New Horror On Amazon Prime -
Rating: ★★★½ (3.5/5) Where to watch: Amazon Prime Video (Included with Prime) Genre: Psychological / Folk Horror Director: Sarah Lindholm
The final shot is haunting and beautiful, but it feels like a short film’s ending stretched onto a feature. You will likely rewind the last two minutes three times, not because it’s complex, but because you’ll be unsure if the film actually resolved its central conflict or simply ran out of budget.
The Midnight Swim is not the scariest film on Amazon Prime— Hereditary and The Ring still hold those crowns—but it is one of the most affecting . It will make you call your mother. It will make you afraid of bathtubs. And it will frustrate you with its refusal to explain its own mystery. In an era of disposable streaming horror, that stubborn weirdness is exactly what makes it worth a watch. new horror on amazon prime
Amazon Prime has quietly built a reputation as the streaming home for mid-budget horror that prioritizes dread over gore. Their latest exclusive, The Midnight Swim , arrives with little fanfare but a tidal wave of atmospheric tension. Directed by indie favorite Sarah Lindholm, this slow-burn folk horror follows three estranged sisters returning to their mother’s isolated lake house after her mysterious disappearance. What begins as a somber inventory of a hoarder’s paradise quickly spirals into a nightmare of local legends, doppelgängers, and a body of water that seems to whisper secrets.
Lindholm understands that true horror lives in the quiet moments. The cinematography is stunning—long, static shots of the murky water at dusk, the creak of a wooden dock, the way fog clings to the treeline. There are only three genuine jump scares in the entire 98-minute runtime, but each is earned. Instead, the film builds a persistent wrongness . You’ll find yourself leaning away from the screen every time a character looks into the lake’s reflection. Rating: ★★★½ (3
What if the monster in the lake wasn't a shark or a ghost, but grief itself?
Viewers looking for a tidy explanation will be frustrated. The film teases a fascinating monster—a water spirit that mirrors your deepest regret—but never commits to the rules. Does it require belief to work? Is it contagious?

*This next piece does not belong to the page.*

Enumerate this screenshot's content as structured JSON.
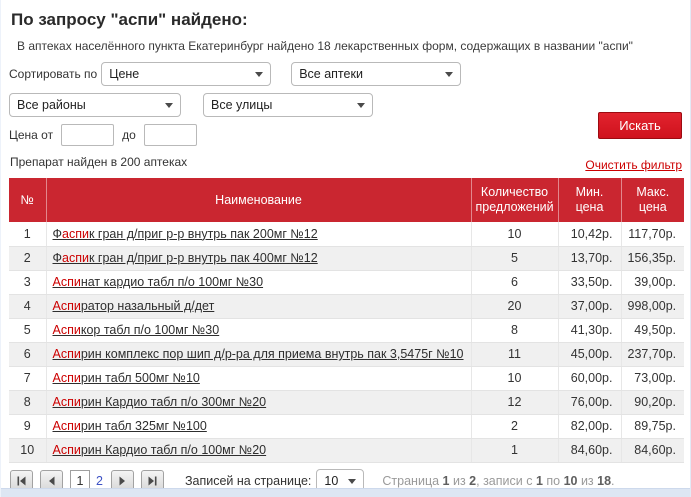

By the end, you’re left with three conflicting interpretations, none of which feel fully satisfying. It’s “elevated horror” that forgets to be scary in its final act. It will make you call your mother
The Oscar buzz for sound editing is deserved. The half-submerged audio, the distant echo of a woman singing a lullaby backward, and the silence when a character goes under the water—it’s disorienting and brilliant. Prime’s audio mix is clean; you’ll hear every splash and whisper.